As you click through overlays on a digital map, the expanse of insights pop up in colored areas generated by data analytics. Today’s data analytics tools will show demographics by U.S. Census block: total population, median income, median age, education levels and job categories. But then there is so much more.

Data analytics services, such as MapDash, can quickly display demographic data for any location. Image courtesy of Datastory.

For example, how much is the average household spending and what is that money spent on? What are the predominant lifestyles (affluent estates, GenXurban, midtown singles and others), median home values and rental contracts, daytime population densities and the mix of health insurance types held by residents?

The amount of data that can be presented through web-based apps, customized dashboards or deep analyses generated by Esri (a geographic information software and data provider) is seemingly endless. That presents both opportunities and challenges to CRE professionals who want to use data analytics effectively.

“I don’t think anyone believes there isn’t enough data. It’s more a question of making sense of it. Is it telling a story,” said Matt Felton, Founder of Datastory, a location intelligence firm started in Baltimore more than a decade ago.

CBRE has taken a strategic approach to effectively utilizing data analytics in its practice.

“Our brokers have really good knowledge and gut instincts on the market and a lot of experience helping tenants resolve their location decisions,” said Stephanie Jennings, Research Director for CBRE.

Select data analytics functions, however, have bolstered that knowledge.

“CBRE has internal tools that help brokers keep the pulse of market,” Jennings said. Those tools enable brokers to easily pinpoint deals on a map and assess various aspects of each deal – for example, asking rents versus taking rentals, concessions, similarities to nearby deals, “who is driving market demand and who is conspicuously absent and how does that effect demand.”

Data analytics, she added, reinforce brokers’ recommendations about the best properties for prospective tenants, especially for data-driven clients such as tech companies and financial services firms. In addition to showing market fundamentals, analyses can show where target employees live, how long their commutes would be, plot amenities within the neighborhood and other factors that fit within employers’ current flight to quality or desire to support more balanced lifestyles.

CBRE Mid-Atlantic is also developing a dashboard to track pandemic recovery in key neighborhoods in the region through multiple factors – vacancy rates, employment levels, metro ridership, foot traffic and other patterns that would impact retail.

Commercially available data analytics apps, such as Datastory’s MapDash, enable users to easily layer any combination of several hundred datasets onto a map in order to assess factors that are most important to their location decisions.

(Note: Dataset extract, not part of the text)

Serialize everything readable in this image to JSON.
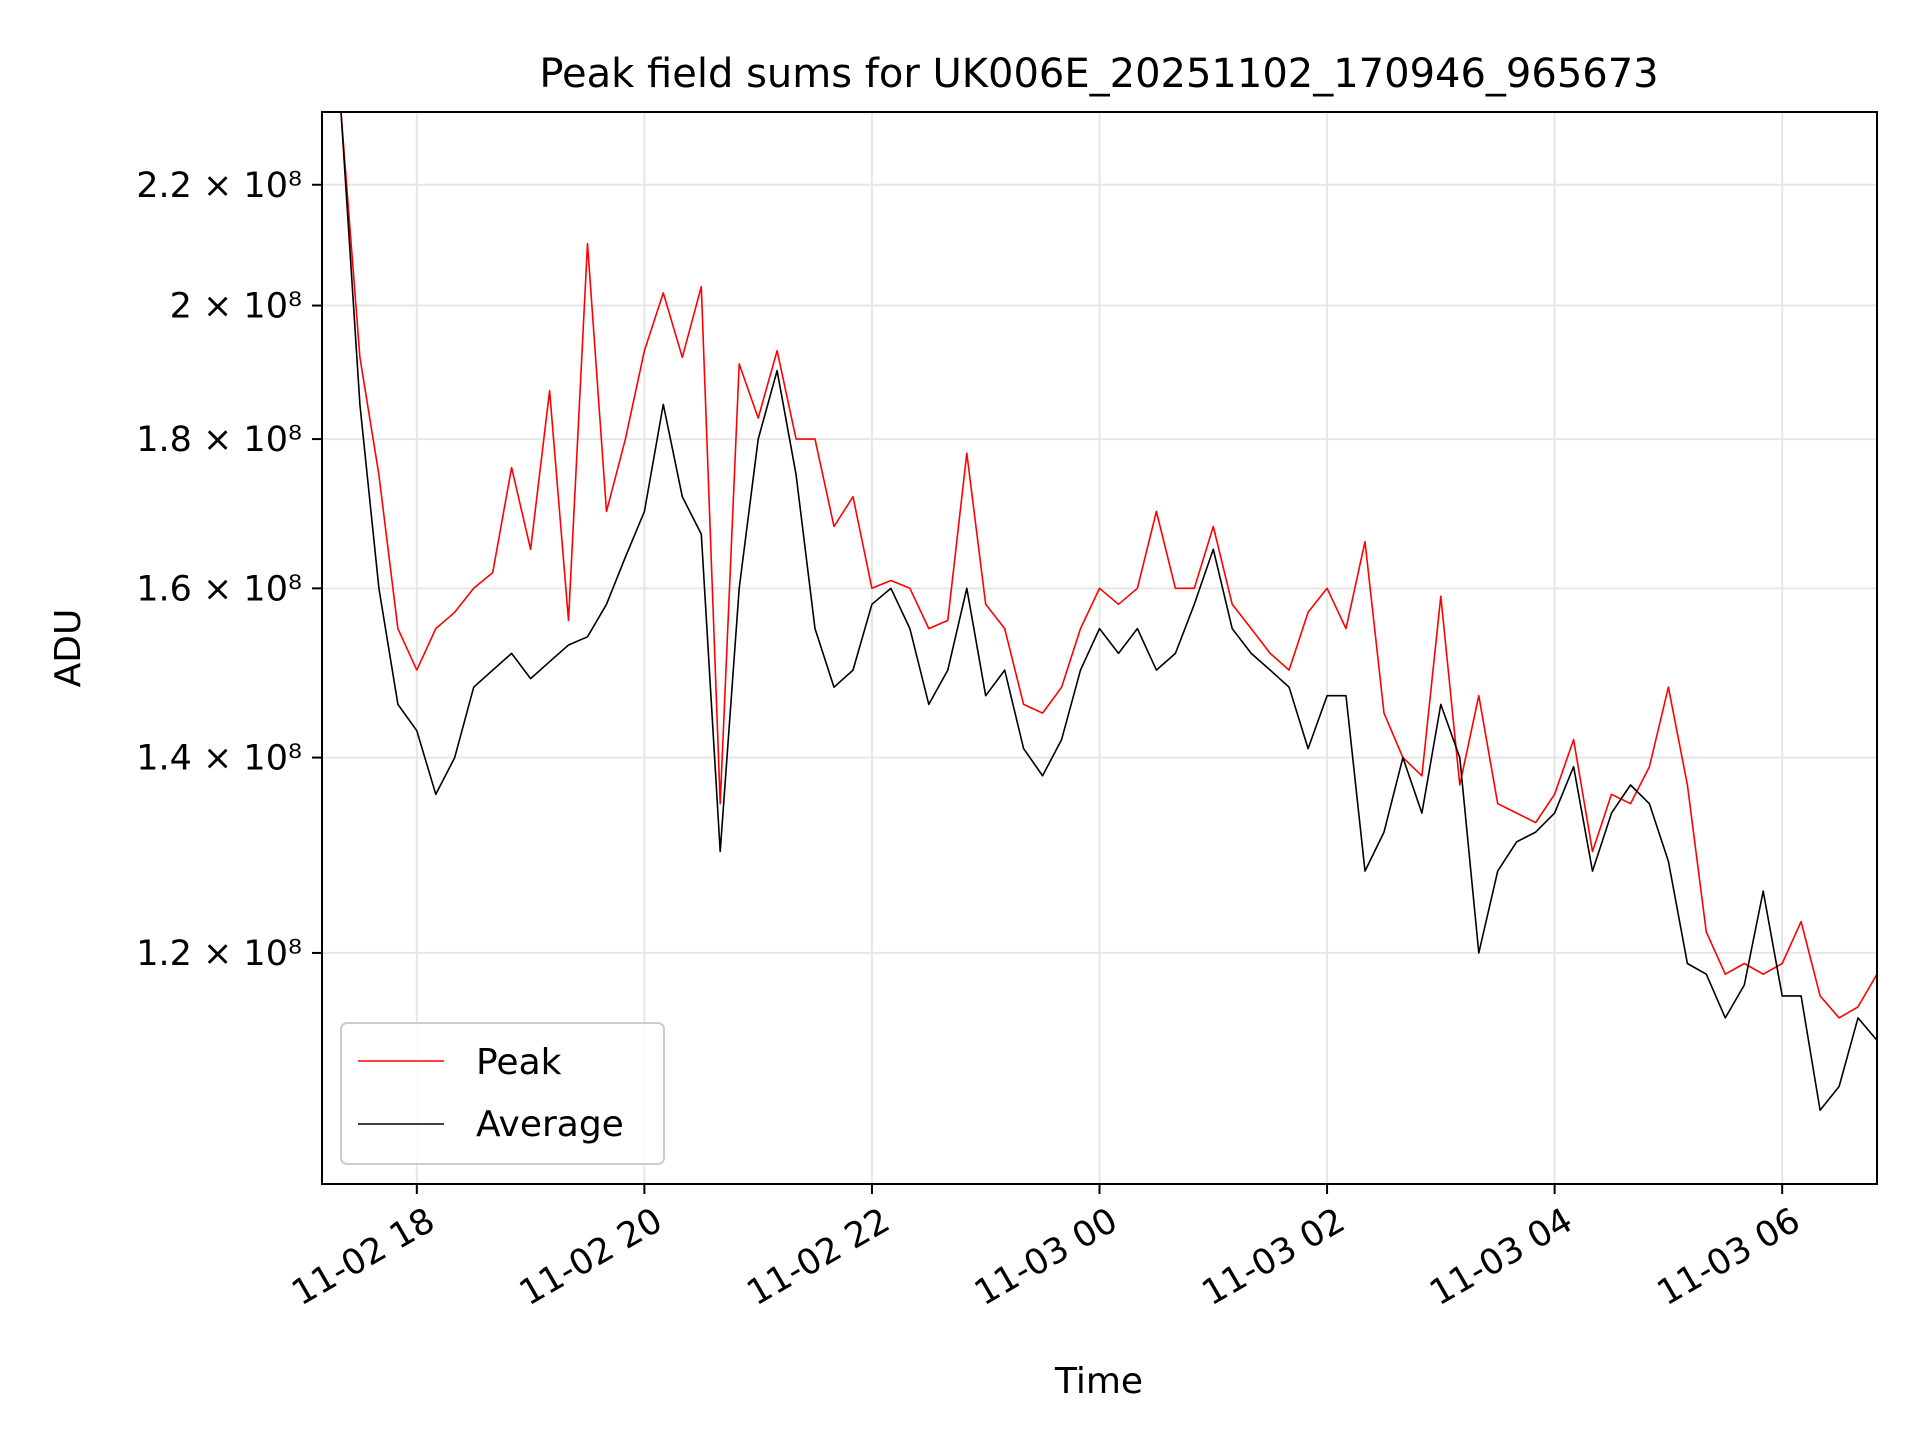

Customized location analytics performed by the Datastory team can produce even more granular and focused location intelligence, Felton said. Macro data from cell phones (i.e. data that doesn’t show individual activities) can show the volume and timing of visitors to businesses and other points of interest, show where they are travelling from, and even the patterns and trends in those visitors such as demographics and their consumer habits.

“We can roll up all those stats to reveal insights such as 30 percent of individuals visiting that store are young millennials with high discretionary income that care a lot about eating organic and entertaining. At this other store, they are value shoppers – families with two working parents and long commutes,” Felton said.

Data analytics can go far beyond a baseline of demographics to include insights from consumer psychographics and “the emerging data feeds of geo-social information – what are people Tweeting about, what are their Instagram hashtags. We have begun to leverage this geo-social data to create maps that show what types of cars people hashtag or search for so we can show this is BMW country and that is Honda country,” he said. “It delivers the next level of understanding human consumer behavior. It’s not just knowing that this group on average makes $75,000 a year, but this is how they spend it… Whether you are on the front end of real estate investing and developing or you are involved in property management, leasing, and marketing, it helps you maximize success in finding the right properties and drawing the right tenants.”

Data analytics, he added, becomes especially helpful when a CRE professional or client is dealing with an unfamiliar situation, such as expanding into a new state.

“We are working with a national retailer now that is trying to identify store expansion sites, marketing plans and what products to put in what markets,” Felton said. “We can analyze their best stores – what are the demographics, lifestyle, consumer behavior, traffic – within a five-minute drive of those stores and then identify new locations where those same conditions exist. Whether it is helping a retailer maximize their profits, or enabling a developer to speed ahead of their competitors to win tax credits for a new site, location intelligence gives you this interactive game board that business leaders can use as a differentiating advantage. We believe that once you are able to hear what all the data has to say, you will make better decisions faster, with confidence.”